The jackals will be hungry after the storm, and it won’t be long before they find him. I shiver again and wish we could make him a better grave.
Dadi rests his hand on my shoulder as we walk silently to the thorn trees where the camels and our family wait in the shade.
We eat chapatis, talking little, and wait for the hottest part of the day to pass. Even the boys and Sher
Dil are sprawled in the shade of a kneeling camel, fast asleep. Thank God the usual pestilence of flies has been driven away by the storm, and I can nap without covering my face.
Dadi sits beside Grandfather, talking to him quietly. Perhaps he is telling him the thousand things I’d like to tell Dadi that I love about him—and know would embarrass him. Grandfather’s fingers begin to move over his chest again with the nimbleness of near death.
Mama is calm as she talks about Grandfather.
“He was a strong and brave man. I was terrified of him when he asked my father if I would marry Dadi. But he was gentle as well, and he always made me feel like his own daughter.”
I feel oddly detached as I listen to Mama’s soothing voice, her slender hand stroking my head in her lap. Mithoo stands over us, and the muted melody of the camel bells lulls me to sleep.
The sun is hazed with sand picked up by the afternoon wind skidding over the dunes. When it falls lower in the sky, the air cools slightly. We prepare to walk again, and I go to Grandfather’s side.

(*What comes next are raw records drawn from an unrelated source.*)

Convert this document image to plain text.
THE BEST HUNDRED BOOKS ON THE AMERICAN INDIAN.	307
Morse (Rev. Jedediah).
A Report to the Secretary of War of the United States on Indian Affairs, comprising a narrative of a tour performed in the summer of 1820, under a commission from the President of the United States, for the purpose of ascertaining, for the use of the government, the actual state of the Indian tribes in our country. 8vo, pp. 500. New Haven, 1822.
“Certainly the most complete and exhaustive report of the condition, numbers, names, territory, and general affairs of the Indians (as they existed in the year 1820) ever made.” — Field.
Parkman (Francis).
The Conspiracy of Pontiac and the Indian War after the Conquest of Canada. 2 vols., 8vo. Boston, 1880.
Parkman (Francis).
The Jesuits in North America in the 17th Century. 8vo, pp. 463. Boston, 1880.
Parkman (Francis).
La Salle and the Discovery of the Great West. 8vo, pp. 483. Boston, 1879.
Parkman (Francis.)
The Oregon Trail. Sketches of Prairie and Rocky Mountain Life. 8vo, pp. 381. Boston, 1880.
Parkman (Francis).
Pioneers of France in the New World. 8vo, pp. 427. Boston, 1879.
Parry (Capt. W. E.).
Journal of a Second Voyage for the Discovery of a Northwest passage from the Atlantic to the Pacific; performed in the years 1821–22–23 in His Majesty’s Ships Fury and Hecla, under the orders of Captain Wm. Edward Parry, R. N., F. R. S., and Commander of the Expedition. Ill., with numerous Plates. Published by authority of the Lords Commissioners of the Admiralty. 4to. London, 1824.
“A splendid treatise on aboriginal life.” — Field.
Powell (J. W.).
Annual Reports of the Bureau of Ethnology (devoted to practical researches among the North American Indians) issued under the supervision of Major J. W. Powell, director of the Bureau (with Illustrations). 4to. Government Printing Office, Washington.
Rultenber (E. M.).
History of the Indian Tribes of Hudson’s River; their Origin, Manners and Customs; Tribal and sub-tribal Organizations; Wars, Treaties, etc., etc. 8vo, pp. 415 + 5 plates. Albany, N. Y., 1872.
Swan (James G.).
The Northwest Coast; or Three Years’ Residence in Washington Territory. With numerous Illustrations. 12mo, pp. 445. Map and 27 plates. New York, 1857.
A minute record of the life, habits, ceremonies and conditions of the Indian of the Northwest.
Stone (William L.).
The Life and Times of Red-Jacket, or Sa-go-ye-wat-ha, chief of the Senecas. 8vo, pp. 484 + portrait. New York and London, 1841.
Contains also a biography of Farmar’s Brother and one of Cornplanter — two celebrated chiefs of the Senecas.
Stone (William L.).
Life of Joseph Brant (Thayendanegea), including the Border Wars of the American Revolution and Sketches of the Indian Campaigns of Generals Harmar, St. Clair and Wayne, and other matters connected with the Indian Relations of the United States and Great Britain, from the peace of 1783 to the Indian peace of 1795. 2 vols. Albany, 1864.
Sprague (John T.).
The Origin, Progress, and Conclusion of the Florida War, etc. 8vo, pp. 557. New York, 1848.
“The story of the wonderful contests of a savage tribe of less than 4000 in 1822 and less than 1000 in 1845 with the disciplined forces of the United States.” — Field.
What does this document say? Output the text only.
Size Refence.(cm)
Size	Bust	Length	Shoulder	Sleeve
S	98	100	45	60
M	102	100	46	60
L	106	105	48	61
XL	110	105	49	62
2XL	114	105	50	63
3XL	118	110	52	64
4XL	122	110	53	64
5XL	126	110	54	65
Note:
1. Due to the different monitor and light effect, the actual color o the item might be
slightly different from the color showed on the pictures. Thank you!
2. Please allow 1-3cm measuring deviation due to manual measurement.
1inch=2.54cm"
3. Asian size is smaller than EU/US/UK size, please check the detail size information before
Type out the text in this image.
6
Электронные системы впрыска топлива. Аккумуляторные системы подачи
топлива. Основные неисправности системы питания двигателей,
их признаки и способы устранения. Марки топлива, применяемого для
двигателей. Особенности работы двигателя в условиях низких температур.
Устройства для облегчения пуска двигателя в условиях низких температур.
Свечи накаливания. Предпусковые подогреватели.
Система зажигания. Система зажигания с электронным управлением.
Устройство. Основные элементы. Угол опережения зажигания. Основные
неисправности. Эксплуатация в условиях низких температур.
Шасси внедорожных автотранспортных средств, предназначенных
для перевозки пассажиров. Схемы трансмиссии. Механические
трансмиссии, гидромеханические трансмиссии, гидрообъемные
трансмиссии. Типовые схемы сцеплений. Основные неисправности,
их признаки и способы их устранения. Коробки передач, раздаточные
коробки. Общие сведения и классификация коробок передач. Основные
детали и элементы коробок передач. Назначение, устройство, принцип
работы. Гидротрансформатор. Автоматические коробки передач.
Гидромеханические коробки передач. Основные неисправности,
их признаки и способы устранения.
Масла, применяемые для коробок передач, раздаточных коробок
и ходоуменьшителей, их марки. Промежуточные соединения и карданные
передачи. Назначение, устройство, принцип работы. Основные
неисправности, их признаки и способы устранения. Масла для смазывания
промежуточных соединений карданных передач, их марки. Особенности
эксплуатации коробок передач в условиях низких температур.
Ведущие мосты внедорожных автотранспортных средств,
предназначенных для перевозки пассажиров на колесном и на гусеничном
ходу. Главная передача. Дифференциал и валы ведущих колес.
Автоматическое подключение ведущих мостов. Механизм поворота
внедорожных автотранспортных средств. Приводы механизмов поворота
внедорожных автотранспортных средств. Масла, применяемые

“We’ll be at Derawar before dark,” I tell him. “Don’t worry. The nawab will receive you.”
I look at Mama, defying her to say it won’t be so. Even I doubt the nawab will remember an old soldier.
We reach the old fort just as the sun slips behind the dunes, and the last pink fingers of light burnish its forty graceful turrets.
The nawab’s green and red flag flutters beside the green banner of Pakistan, and we stand on the hill looking over the lake built by the nawab of a hundred years ago for his ladies to paddle little boats across. The wind has died, and the last daylight leaves a silvery skin on the water. Mama lifts Grandfather’s head to see the marble dome and vaulted minarets of the nawab’s mosque beyond the fort’s massive brick walls.
“We won’t disturb Nawab-sahib until morning,” Grandfather says, then falls back on his pillow, his hands and face relaxed for the first time since we left.
The camels move on, their only sound the kachinnik, kachinnik of their bracelets, the gentle thong of their bells, and the creaking of goathair cords against their wooden saddles. We stop beside a collection of torn lean-tos built by other nomads. Our reed mats will make walls and a small courtyard. The camp is within walking distance of the well. Phulan and I have been collecting firewood over the last several miles, and Auntie makes a fire while Mama unrolls the mats.